This is the third book by Bill Bryson that I’ve done so far this year; as you might have guessed, I’m a fan. I also realize that doing multiple works by the same other sort of flouts the spirit of the “52 Books in 52 Weeks” meme, but given that each of Bryson’s work is, while stylistically similar, topically variant, so this salves my conscience marginally.
The Mother Tongue, which I understand to be Bryson’s second major book after The Lost Continent, jumps ahead of its predecessor in terms of writing maturity; no small feat when you consider that Bryson is tackling the entirety of English linguistics, a potentially dry and troublesome area. And yet, just as he did with Made in America (my first exposure to him), he manages to make the topic absolutely fascinating, including a sizable amount of hilarious examples, anecdotes, and even a chapter on swearing. Consider this quote, concerning the current dearth of students studying foreign languages:
There is evidence to suggest that some members of Congress aren’t fully sympathetic with the necessity for a commercial nation to be multilingual. As one Congressman quite seriously told Dr. David Edwards, head of the Joint National Committee on Lanuages, “If English was good enough for Jesus Christ, it’s good enough for me.” [Quoted in the Guardian, April 30, 1988]

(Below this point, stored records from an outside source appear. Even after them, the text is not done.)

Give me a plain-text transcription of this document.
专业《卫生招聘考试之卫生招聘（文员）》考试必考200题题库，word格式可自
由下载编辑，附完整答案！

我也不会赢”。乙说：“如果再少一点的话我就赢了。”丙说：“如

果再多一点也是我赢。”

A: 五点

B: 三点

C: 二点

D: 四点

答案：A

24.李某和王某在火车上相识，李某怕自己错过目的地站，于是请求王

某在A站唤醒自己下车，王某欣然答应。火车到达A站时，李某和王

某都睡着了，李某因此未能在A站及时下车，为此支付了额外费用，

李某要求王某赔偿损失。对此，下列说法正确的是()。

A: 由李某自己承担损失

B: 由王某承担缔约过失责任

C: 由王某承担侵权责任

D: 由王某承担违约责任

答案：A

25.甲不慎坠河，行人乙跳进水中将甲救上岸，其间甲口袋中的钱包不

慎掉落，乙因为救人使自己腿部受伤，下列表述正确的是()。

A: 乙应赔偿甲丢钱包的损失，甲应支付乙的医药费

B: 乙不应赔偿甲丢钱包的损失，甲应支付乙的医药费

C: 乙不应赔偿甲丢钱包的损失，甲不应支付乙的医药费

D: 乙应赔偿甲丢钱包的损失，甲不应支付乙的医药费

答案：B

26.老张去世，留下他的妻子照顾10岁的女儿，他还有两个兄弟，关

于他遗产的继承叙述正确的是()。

Though the information I gleaned from this book isn’t quite as useful as that in Eats, Shoots & Leaves, it is nonetheless illuminating, especially given how much we take language for granted. English as we know it has a long and scandalous history, having been ravished by every other culture and language within sailing distance, having given birth to no less than 80 creoles around the world, and being both the easiest and the most frustratingly obtuse language in the world. It’s fascinating on a number of different levels, but perhaps I only think so because linguistics and orthography have always interested me (I briefly considered it as a career choice while in junior high, but decided that it lacked a certain… marketability).
If you liked Eats, Shoots & Leaves (and I know a number of you did), then you might very well find this book excellent as well. It lacks a bit of Truss’ vitriol, but it’s no less compelling, and I happen to find Bryson’s wit even keener.